Guernsey Press by-election hustings: What to expect on April 22
Guernsey’s first traditional hustings in a decade is set for April 22, 7–9pm at Les Beaucamps High School, with all 11 candidates invited and the event livestreamed.
A Guernsey by-election hustings is due to take place on Wednesday, 22 April, giving voters a rare chance to hear directly from the candidates face to face.
The event runs from 7pm to 9pm at Les Beaucamps High School.. For many residents, it will feel like a throwback: it is described as the first traditional hustings of its kind in about a decade, since island-wide voting was introduced.. Unlike tightly structured party meetings, the format is built for live audience engagement, with questions coming from voters on the night.
Tickets are not mentioned, but entry is based on a first-come, first-served approach.. That detail matters on the day, because hustings-style events can draw interest quickly—especially in the lead-up to an election where people want clarity on what candidates would do locally.. There is also an online option: the Guernsey Press Facebook page will livestream the proceedings, extending access beyond those able to attend in person.
All 11 candidates standing have been invited to answer questions without notice in front of the live audience.. That means candidates will not rely solely on prepared statements; instead, they will need to respond to issues raised by voters themselves.. It’s an approach that can surface differences in priorities fast, particularly when residents ask about practical concerns they expect the new representative to address.
The candidates listed for the by-election are Luke Graham, Rob Harnish, Sam Haskins, Julie-anne Headington (Forward Guernsey), Ross Le Brun, Carl Meerveld, Tamara Mentehshvili, Stephen Rouxel, Nikki Symons, Andrew Taylor, and Jonathan Wilson.
From a voter perspective, the setting and timing are both significant.. A 7–9pm session at a local school is positioned to be convenient, and the school venue can also help keep the atmosphere grounded and familiar.. For those watching online, the livestream may shift how questions are understood and followed, but it still offers a chance to compare responses in real time rather than after-the-fact summaries.

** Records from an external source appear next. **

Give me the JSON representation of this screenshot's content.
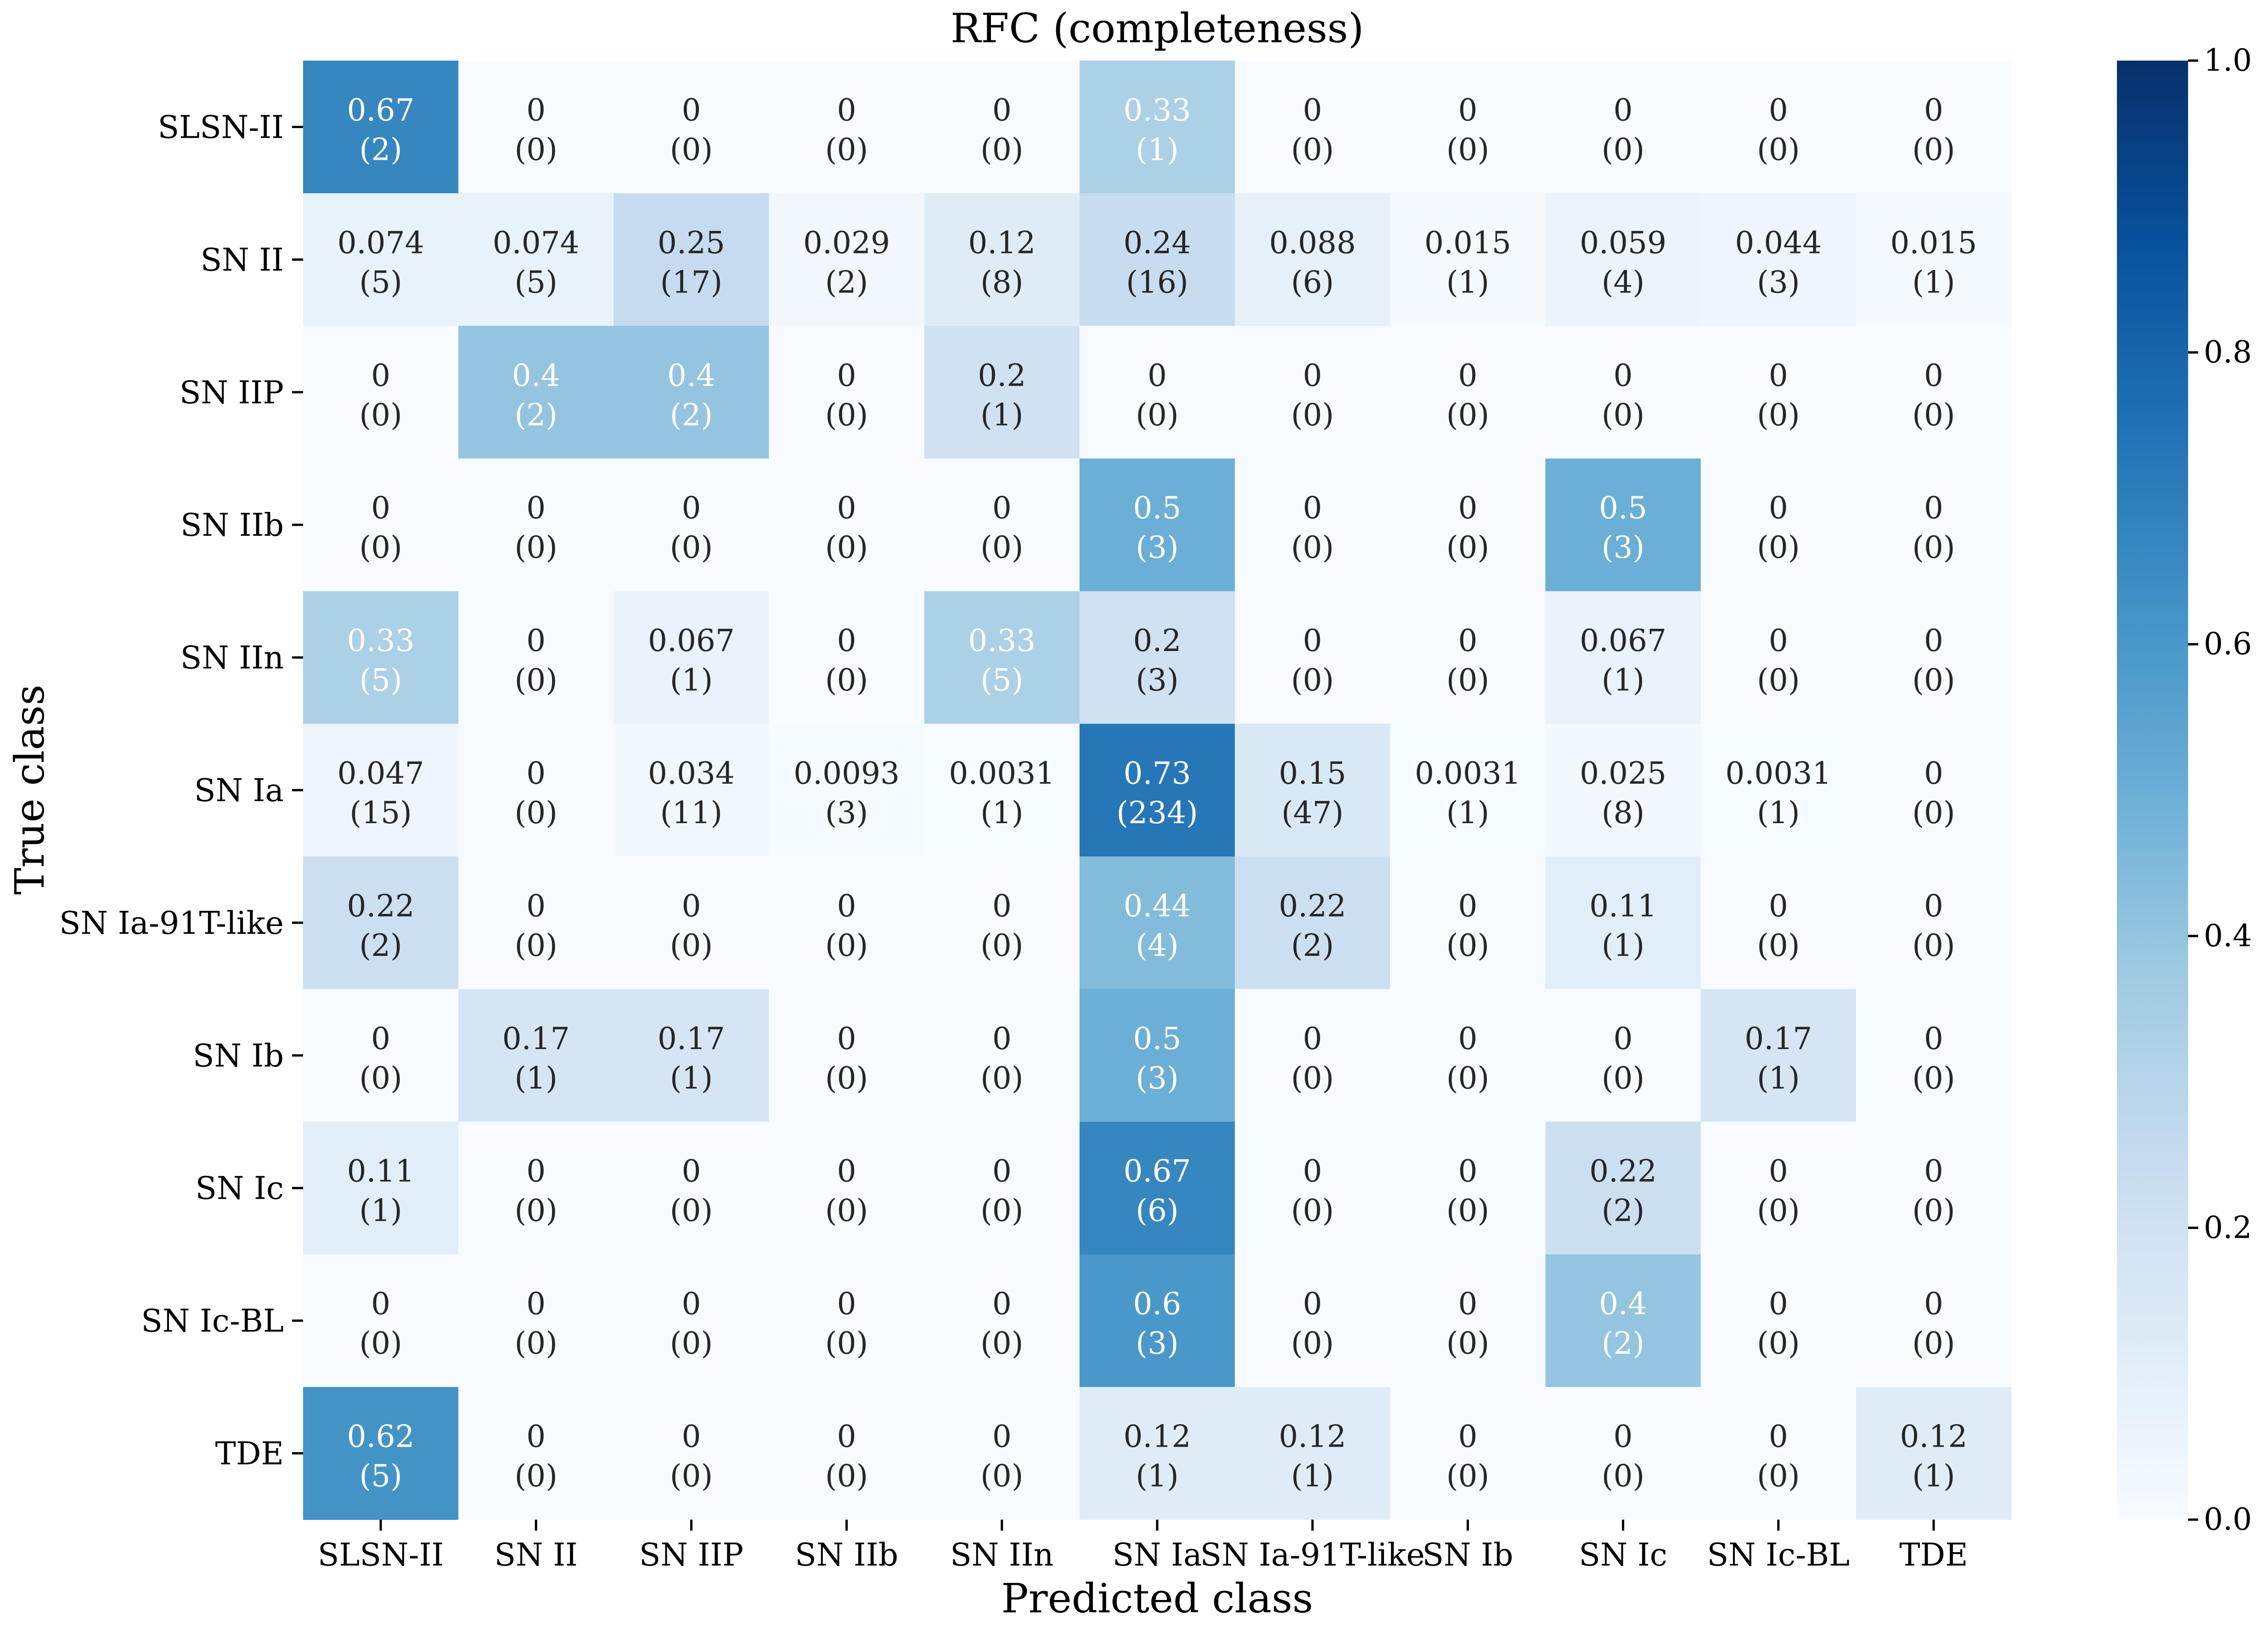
{
  "chart_data": {
    "type": "heatmap",
    "title": "RFC (completeness)",
    "xlabel": "Predicted class",
    "ylabel": "True class",
    "x_categories": [
      "SLSN-II",
      "SN II",
      "SN IIP",
      "SN IIb",
      "SN IIn",
      "SN Ia",
      "SN Ia-91T-like",
      "SN Ib",
      "SN Ic",
      "SN Ic-BL",
      "TDE"
    ],
    "y_categories": [
      "SLSN-II",
      "SN II",
      "SN IIP",
      "SN IIb",
      "SN IIn",
      "SN Ia",
      "SN Ia-91T-like",
      "SN Ib",
      "SN Ic",
      "SN Ic-BL",
      "TDE"
    ],
    "value_labels": [
      [
        "0.67",
        "0",
        "0",
        "0",
        "0",
        "0.33",
        "0",
        "0",
        "0",
        "0",
        "0"
      ],
      [
        "0.074",
        "0.074",
        "0.25",
        "0.029",
        "0.12",
        "0.24",
        "0.088",
        "0.015",
        "0.059",
        "0.044",
        "0.015"
      ],
      [
        "0",
        "0.4",
        "0.4",
        "0",
        "0.2",
        "0",
        "0",
        "0",
        "0",
        "0",
        "0"
      ],
      [
        "0",
        "0",
        "0",
        "0",
        "0",
        "0.5",
        "0",
        "0",
        "0.5",
        "0",
        "0"
      ],
      [
        "0.33",
        "0",
        "0.067",
        "0",
        "0.33",
        "0.2",
        "0",
        "0",
        "0.067",
        "0",
        "0"
      ],
      [
        "0.047",
        "0",
        "0.034",
        "0.0093",
        "0.0031",
        "0.73",
        "0.15",
        "0.0031",
        "0.025",
        "0.0031",
        "0"
      ],
      [
        "0.22",
        "0",
        "0",
        "0",
        "0",
        "0.44",
        "0.22",
        "0",
        "0.11",
        "0",
        "0"
      ],
      [
        "0",
        "0.17",
        "0.17",
        "0",
        "0",
        "0.5",
        "0",
        "0",
        "0",
        "0.17",
        "0"
      ],
      [
        "0.11",
        "0",
        "0",
        "0",
        "0",
        "0.67",
        "0",
        "0",
        "0.22",
        "0",
        "0"
      ],
      [
        "0",
        "0",
        "0",
        "0",
        "0",
        "0.6",
        "0",
        "0",
        "0.4",
        "0",
        "0"
      ],
      [
        "0.62",
        "0",
        "0",
        "0",
        "0",
        "0.12",
        "0.12",
        "0",
        "0",
        "0",
        "0.12"
      ]
    ],
    "counts": [
      [
        2,
        0,
        0,
        0,
        0,
        1,
        0,
        0,
        0,
        0,
        0
      ],
      [
        5,
        5,
        17,
        2,
        8,
        16,
        6,
        1,
        4,
        3,
        1
      ],
      [
        0,
        2,
        2,
        0,
        1,
        0,
        0,
        0,
        0,
        0,
        0
      ],
      [
        0,
        0,
        0,
        0,
        0,
        3,
        0,
        0,
        3,
        0,
        0
      ],
      [
        5,
        0,
        1,
        0,
        5,
        3,
        0,
        0,
        1,
        0,
        0
      ],
      [
        15,
        0,
        11,
        3,
        1,
        234,
        47,
        1,
        8,
        1,
        0
      ],
      [
        2,
        0,
        0,
        0,
        0,
        4,
        2,
        0,
        1,
        0,
        0
      ],
      [
        0,
        1,
        1,
        0,
        0,
        3,
        0,
        0,
        0,
        1,
        0
      ],
      [
        1,
        0,
        0,
        0,
        0,
        6,
        0,
        0,
        2,
        0,
        0
      ],
      [
        0,
        0,
        0,
        0,
        0,
        3,
        0,
        0,
        2,
        0,
        0
      ],
      [
        5,
        0,
        0,
        0,
        0,
        1,
        1,
        0,
        0,
        0,
        1
      ]
    ],
    "colorbar": {
      "range": [
        0.0,
        1.0
      ],
      "ticks": [
        "0.0",
        "0.2",
        "0.4",
        "0.6",
        "0.8",
        "1.0"
      ],
      "colormap": "Blues"
    },
    "grid": false
  }
}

There is also the term length to consider.. The candidate who is elected will serve for the remainder of the political term until the 2029 general election.. That extended runway makes the hustings more than a short campaign stop: voters are effectively selecting a representative for a multi-year period, so questions about longer-term direction—and how candidates will work within the States—are likely to carry extra weight.
Why this matters, politically and practically, is that hustings can quickly translate campaign themes into direct commitments.. In an environment where island-wide voting changes how campaigns reach people, traditional question-and-answer nights can restore the sense of a shared civic moment: one night, one room, and a group of candidates responding to the same set of live prompts from the public.. For undecided voters, that shared comparison may be the most valuable part—watching how different candidates handle pressure, uncertainty, and follow-up questions, rather than only hearing polished messaging.